However, many equi-analgesic tables provide different information, depending on the source and the manner in which equivalency was calculated. There are drawbacks to these equivalency tables, in part because many do not consider a recommended 15% dose reduction for opioid cross-tolerance.[1,2,7]
Some resources actually recommend that a dose reduction of up to 50% is appropriate when switching from one opioid to an alternative.
Another common problem with conversion tables is that many are based on single doses rather than steady-state concentrations, so certain data will not apply to chronic opioid users.

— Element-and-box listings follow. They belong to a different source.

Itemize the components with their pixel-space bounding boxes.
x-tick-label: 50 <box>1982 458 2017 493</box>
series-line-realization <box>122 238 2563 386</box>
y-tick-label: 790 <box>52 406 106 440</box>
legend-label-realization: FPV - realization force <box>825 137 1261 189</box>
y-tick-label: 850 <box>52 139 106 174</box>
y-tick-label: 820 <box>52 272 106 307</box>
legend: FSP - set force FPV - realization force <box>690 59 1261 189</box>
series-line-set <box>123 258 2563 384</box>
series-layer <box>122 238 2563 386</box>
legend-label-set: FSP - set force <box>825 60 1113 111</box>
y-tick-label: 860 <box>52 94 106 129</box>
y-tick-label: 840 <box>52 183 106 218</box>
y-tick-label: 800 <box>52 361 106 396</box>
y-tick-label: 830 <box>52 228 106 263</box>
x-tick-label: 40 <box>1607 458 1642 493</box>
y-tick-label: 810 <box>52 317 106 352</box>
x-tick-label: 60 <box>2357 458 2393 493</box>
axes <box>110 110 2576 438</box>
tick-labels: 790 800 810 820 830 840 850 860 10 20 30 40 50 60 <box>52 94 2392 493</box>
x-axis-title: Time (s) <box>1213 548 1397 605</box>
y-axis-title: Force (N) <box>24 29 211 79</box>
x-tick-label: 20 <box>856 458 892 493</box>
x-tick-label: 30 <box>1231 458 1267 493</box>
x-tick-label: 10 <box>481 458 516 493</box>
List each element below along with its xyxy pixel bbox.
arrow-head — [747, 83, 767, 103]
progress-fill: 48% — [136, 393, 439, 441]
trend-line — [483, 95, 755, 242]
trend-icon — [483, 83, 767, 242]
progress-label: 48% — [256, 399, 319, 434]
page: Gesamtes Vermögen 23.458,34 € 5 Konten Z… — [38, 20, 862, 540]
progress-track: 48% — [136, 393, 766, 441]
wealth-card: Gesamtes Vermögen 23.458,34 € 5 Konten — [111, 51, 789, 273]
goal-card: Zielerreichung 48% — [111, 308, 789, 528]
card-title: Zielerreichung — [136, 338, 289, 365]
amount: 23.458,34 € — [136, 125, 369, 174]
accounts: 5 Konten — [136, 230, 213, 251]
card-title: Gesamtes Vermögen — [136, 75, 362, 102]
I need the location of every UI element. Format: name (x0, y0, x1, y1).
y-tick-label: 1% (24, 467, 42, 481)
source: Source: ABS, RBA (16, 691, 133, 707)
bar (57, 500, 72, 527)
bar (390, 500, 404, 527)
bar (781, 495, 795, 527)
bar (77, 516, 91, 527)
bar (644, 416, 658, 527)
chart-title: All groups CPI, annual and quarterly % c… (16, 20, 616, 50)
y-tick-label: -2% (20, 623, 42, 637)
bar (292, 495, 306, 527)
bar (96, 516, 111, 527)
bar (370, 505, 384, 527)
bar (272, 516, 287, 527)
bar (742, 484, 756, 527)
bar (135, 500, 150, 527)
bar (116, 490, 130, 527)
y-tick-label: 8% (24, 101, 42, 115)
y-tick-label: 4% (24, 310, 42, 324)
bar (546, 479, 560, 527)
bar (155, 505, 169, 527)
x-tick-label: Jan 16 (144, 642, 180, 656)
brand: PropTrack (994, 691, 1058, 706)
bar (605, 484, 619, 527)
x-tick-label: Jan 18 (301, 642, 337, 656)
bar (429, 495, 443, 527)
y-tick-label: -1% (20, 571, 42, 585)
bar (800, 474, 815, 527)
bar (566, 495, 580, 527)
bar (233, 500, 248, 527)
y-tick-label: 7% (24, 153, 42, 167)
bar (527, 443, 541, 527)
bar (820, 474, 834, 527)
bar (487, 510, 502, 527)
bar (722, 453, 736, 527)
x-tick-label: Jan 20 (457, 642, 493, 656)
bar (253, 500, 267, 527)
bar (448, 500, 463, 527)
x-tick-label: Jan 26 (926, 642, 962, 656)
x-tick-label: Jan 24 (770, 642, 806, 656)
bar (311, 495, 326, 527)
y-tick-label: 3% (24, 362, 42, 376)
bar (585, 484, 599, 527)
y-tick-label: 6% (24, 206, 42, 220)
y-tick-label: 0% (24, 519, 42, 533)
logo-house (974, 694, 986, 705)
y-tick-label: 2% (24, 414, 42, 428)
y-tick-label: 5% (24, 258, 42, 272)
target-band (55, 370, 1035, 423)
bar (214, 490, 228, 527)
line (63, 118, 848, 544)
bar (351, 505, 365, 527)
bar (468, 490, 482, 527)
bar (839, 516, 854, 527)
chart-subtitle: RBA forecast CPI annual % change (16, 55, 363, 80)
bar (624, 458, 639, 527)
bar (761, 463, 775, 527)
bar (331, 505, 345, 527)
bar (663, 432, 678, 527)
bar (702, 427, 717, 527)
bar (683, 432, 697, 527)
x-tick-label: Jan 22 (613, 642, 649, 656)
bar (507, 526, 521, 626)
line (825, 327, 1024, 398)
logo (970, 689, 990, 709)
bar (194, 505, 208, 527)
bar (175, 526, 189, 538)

Most opioid conversion tables fail to elucidate the potential problems when converting a patient to methadone from another opioid, or from another opioid to methadone. Methadone conversion requires careful consideration because of its long half-life and unusual pharmacokinetic profile compared with most other opioids. In addition, converting methadone to morphine, for example, is not bidirectional.[8,9]
Consider that the half-life of methadone is 15-30 hours. When switching from an established dose of methadone to another opioid, we must consider that measurable methadone serum levels will be around for days. Therefore, when placing a patient on a new opioid, even with the discontinuation of methadone, both drugs are now readily available to the mu receptors, increasing the overall risk for opioid toxicity.
When newly converting a patient on methadone from another opioid, the equivalent dose conversion changes in a triphasic pattern
: For example, the ratio of morphine (or a morphine equivalent) < 90 mg/day to methadone is 4:1; the ratio for morphine 90 mg/day - 300 mg/day is 8:1; and for morphine > 300 mg/day, the ratio is 12:1.[8,10]
Dosing opioids requires the clinician to account for a patient's opioid history, physical tolerance, consideration of agents in mixed preparations, cross-tolerance, and conversion irregularities. It is always best to use caution when initiating and increasing opioid regimens.